Un Huissier de Justice exerce rarement son activité seul dans son étude. Il délègue un certain nombre de ses tâches à ses clercs. Parmi ces derniers, le clerc assermenté. Cette profession n'existait pas jusqu'au lendemain de la Grande guerre lorsqu'il a fallu trouver une solution pour remplacer les huissiers de justice blessés. Le clerc assermenté fait alors son apparition avec une loi du 27 décembre 1923.
Ce clerc va pouvoir s'adonner à certaines des activités qui étaient jusqu'alors dévolues exclusivement à l'Huissier de Justice. Et encore aujourd'hui, alors que le texte n'a fait l'objet d'aucun remaniement récent, la Cour de cassation doit souvent se prononcer sur le fait de savoir si tel ou tel acte peut être signifié par un clerc ou obligatoirement par un huissier de justice.
Pour rappel, la loi précitée dispose que "les procès-verbaux [...] d'exécution [...] resteront de la compétence exclusive des huissiers". Les clercs quant à eux pourront intervenir pour tous les autres actes judiciaires et extrajudiciaires. La distinction semble aisée.

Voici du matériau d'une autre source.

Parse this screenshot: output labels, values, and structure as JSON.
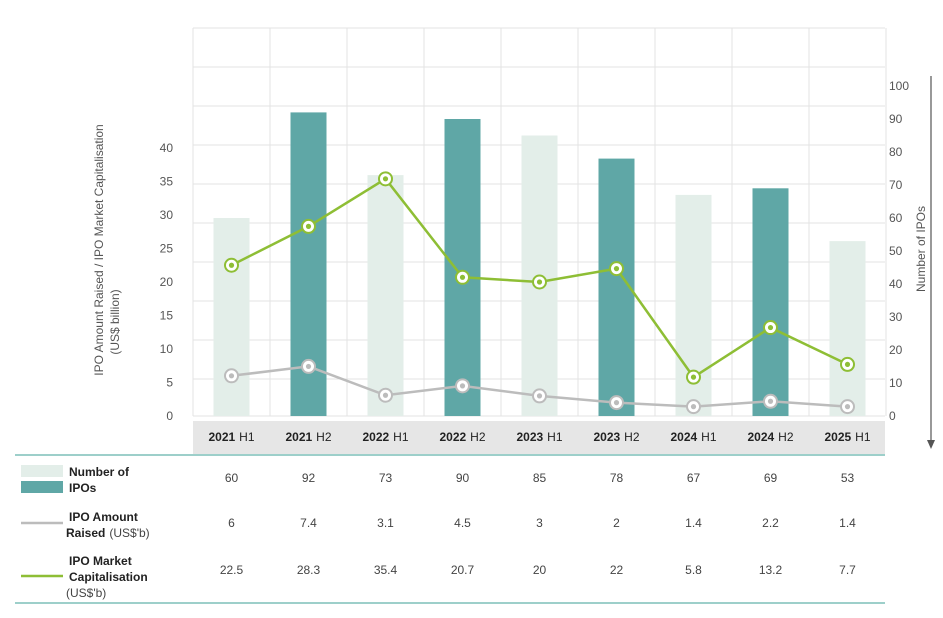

En l'espèce, la contestation porte sur un commandement de payer avant saisie vente. Cet acte, devenu très anodin dans les études d'huissier de justice, est le dernier avertissement avant la saisie du mobilier. Mais il sert aussi le plus souvent et surtout à prendre contact avec le destinataire. La signification de cet acte en tout état de cause n'emporte aucune aliénation des biens du saisi et n'aggrave pas sa situation. Il ne saurait donc constituer un acte d'exécution.
Le demandeur au pourvoi a cependant tenté de faire annuler cet acte, signifié par un clerc assermenté, au motif qu'il s'agit d'un acte engageant la procédure d'exécution forcée.
La deuxième chambre civile rejette le pourvoi en rappelant le principe et le critère de la nature de l'acte, à savoir l'acte d'exécution.
Il est tout de même regrettable que la Cour ait eu à se prononcer sur un commandement de payer, avertissement ultime avant l'exécution forcée alors que tant d'autres actes peuvent être litigieux.
L'acte de saisie conservatoire par exemple n'est pas moins complexe qu'un acte de saisie "classique" qui doit être dressé par un huissier de justice. Et pourtant, une saisie conservatoire n'est pas un acte d'exécution qui devrait par définition pouvoir être signifié par un clerc assermenté.
Que dire également de certains professionnels qui ne s'embarassent pas d'une telle distinction en permettant à leurs clercs (souvent même non assermentés), de signifier ou dresser absolument tous les actes (des saisies de comptes bancaires aux saisies de meubles en passant par les constats). Ignorant dans le même temps les risques d'inscription de faux, de faux en écritures publiques, etc.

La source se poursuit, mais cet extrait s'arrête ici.